SOCIEDADE
Ministra negoceia mapa dos tribunais com autarcas
Autarcas chamados para negociar mapa
Proposta de fecho de 47 tribunais tem causado contestação • Paula Teixeira da Cruz diz que mudará de ideias se os argumentos a convencerem
Clara Vasconcelos
clara@jn.pt
No próximo mês, a ministra da Justiça vai reunir-se com os responsáveis das autarquias onde prevê encerrar tribunais e garante que se a “argumentação for convincente” alterará o novo mapa judiciário.
Fernando Ruas, presidente da Associação Nacional dos Municípios Portugueses (ANMP), disse ontem aos jornalistas ter considerado muito “genuína” a postura de Paula Teixeira da Cruz, quando garantiu que recuaria na intenção de fechar alguns dos 47 tribunais prevista na proposta do novo mapa judiciário.
Ruas esteve cerca de duas horas reunido com a ministra, em Lisboa, e contou que Paula Teixeira da Cruz tenciona iniciar, no próximo mês, audições com todos os autarcas das regiões onde está previsto o encerramento de tribunais. Se “a argumentação” contra esse encerramento “for convincente”, a ministra recuará na intenção, como aliás já o tinha dito anteriormente. No final dessa ronda, voltará a reunir com o presidente da ANMP.
Ruas não apontou nenhum caso concreto de entre os 47 já anunciados, mas o encerramento de tribunais como o de Cabeceiras de Basto, Castelo de Paiva, ou S. Vicente (na Madeira) têm sido apontados como opções pouco acertadas (ver caixas).
A reorganização judiciária foi decidida pelo ministro socialista Alberto Costa que, para o efeito, pediu um estudo ao Observatório Permanente da Justiça. Nessa proposta estava prevista a redução das atuais 231 comarcas para 39. Paula Teixeira da Cruz fez nova reavaliação e propõe instalar uma comarca por distrito. Esse “ensaio”, que se encontra atualmente em discussão, prevê o encerramento de 47 tribunais, de norte a sul do país. Uma proposta que causou duros protestos dos autarcas das regiões envolvidas.
O governo definiu critérios para decidir – os tribunais terem menos de 250 processos anuais e a distância entre o tribunal a fechar e aquele para onde são transferidos os processos ser inferior a uma hora.
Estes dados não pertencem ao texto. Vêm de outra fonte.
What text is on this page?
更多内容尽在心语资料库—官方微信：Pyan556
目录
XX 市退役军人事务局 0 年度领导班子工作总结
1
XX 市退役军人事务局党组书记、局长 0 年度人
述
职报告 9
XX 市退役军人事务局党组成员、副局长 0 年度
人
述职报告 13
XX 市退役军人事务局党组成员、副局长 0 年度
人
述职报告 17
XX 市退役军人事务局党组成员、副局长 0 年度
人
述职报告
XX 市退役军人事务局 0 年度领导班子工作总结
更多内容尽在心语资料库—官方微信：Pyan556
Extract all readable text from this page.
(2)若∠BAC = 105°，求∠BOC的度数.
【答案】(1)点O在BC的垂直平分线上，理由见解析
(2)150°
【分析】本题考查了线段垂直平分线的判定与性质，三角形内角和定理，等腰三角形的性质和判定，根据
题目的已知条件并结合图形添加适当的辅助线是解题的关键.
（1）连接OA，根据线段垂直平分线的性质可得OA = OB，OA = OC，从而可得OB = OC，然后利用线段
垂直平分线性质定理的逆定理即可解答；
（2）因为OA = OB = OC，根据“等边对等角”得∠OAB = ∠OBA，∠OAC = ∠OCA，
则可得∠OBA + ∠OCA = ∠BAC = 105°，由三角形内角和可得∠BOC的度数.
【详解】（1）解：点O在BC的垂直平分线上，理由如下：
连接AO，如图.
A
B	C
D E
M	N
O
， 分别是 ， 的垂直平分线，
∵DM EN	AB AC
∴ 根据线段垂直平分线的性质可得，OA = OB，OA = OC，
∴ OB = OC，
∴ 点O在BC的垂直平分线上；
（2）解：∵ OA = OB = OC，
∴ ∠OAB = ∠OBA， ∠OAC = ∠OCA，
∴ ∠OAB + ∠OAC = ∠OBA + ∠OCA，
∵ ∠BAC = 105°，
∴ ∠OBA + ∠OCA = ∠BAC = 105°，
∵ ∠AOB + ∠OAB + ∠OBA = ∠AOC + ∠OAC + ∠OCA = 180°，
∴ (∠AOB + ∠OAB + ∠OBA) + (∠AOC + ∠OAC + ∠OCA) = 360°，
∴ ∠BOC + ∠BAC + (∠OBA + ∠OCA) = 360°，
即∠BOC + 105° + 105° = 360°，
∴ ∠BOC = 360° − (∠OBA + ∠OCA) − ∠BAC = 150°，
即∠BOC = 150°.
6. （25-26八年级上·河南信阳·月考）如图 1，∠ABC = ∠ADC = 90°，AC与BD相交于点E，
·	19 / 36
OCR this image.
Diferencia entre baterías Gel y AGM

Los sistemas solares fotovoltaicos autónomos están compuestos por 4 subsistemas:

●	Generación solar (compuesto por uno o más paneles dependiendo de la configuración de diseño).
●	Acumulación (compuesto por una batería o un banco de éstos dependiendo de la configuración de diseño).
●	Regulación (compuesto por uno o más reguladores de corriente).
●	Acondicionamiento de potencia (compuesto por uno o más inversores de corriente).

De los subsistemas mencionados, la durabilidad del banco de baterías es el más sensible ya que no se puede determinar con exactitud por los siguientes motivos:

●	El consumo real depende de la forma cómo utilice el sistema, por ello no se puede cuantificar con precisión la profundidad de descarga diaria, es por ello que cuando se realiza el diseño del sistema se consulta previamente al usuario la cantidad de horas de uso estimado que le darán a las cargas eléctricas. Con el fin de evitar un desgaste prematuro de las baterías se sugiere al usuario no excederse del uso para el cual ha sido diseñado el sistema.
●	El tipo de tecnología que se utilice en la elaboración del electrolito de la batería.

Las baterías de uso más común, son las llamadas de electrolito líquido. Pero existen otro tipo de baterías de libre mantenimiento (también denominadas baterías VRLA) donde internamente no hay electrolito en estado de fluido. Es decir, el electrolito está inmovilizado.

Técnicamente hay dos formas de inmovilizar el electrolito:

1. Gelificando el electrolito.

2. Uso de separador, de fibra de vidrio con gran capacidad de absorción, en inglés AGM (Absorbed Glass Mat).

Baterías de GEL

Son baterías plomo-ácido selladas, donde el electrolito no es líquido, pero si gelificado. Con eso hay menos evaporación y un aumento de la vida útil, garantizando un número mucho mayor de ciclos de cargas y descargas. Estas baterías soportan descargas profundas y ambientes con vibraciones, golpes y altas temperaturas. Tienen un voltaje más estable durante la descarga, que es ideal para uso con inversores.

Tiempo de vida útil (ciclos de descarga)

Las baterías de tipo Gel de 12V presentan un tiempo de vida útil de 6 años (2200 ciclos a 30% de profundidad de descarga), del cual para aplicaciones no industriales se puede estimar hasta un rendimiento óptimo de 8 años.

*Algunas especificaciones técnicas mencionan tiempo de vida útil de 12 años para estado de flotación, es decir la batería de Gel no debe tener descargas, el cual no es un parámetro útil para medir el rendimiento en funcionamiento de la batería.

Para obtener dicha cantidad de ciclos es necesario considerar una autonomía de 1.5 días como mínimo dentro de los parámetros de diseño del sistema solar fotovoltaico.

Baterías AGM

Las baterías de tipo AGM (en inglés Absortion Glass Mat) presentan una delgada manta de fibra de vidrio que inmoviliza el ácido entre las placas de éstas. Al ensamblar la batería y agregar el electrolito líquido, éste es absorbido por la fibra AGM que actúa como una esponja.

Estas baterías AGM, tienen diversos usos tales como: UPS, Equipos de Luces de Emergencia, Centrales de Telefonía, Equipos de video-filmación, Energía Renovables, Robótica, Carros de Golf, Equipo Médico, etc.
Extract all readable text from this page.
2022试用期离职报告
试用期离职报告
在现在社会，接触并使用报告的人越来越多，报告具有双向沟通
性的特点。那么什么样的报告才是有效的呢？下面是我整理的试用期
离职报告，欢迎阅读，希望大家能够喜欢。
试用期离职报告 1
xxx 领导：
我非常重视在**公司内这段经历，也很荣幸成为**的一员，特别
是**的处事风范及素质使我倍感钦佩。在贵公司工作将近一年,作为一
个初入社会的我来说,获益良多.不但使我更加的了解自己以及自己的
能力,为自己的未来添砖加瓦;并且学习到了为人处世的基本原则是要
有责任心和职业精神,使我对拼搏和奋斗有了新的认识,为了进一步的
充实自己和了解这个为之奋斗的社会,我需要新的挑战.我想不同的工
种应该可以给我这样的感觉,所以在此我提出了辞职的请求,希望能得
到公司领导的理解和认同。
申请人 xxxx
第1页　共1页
Mas a proposta não cumpre estes requisitos. Esta ronda que a ministra agora inicia com as autarquias servirá para avaliar as objeções.
“A senhora ministra fez questão de afirmar que se trata de um ensaio; se eventualmente a argumentação não a convencer, admitimos que venham a ser mesmo encerrados os 47 tribunais previstos”, disse Fernando Ruas, sublinhando, no entanto, que considerou “genuína” a abertura para o diálogo da ministra.
EXEMPLOS POLÉMICOS //FECHOS SEM CRITÉRIO
Aveiro
UMA JUSTIÇA LONGE E COM MAUS ACESSOS
Castelo de Paiva e Sever do Vouga (Aveiro) levantaram a voz contra a decisão. Alegam que os maus acessos e falta de transportes públicos em municípios interiores tornarão mais difícil o acesso à justiça.
Cabeceiras de Basto
MODERNO E ACABADO DE ESTREAR
O anúncio do fecho do Tribunal de Cabeceiras de Basto causou perplexidade. Foi inaugurado em junho de 2009, custou cerca de três milhões de euros, é um dos mais modernos do país e é propriedade do Estado. Pampilhosa da Serra
UMA HORA NÃO CHEGA PARA 54 QUILÓMETROS
A encerrar o tribunal em Pampilhosa da Serra, os processos seriam transferidos para Arganil. Entre os dois, há 54 quilómetros de distância que demoram mais de uma hora a percorrer nas vias existentes.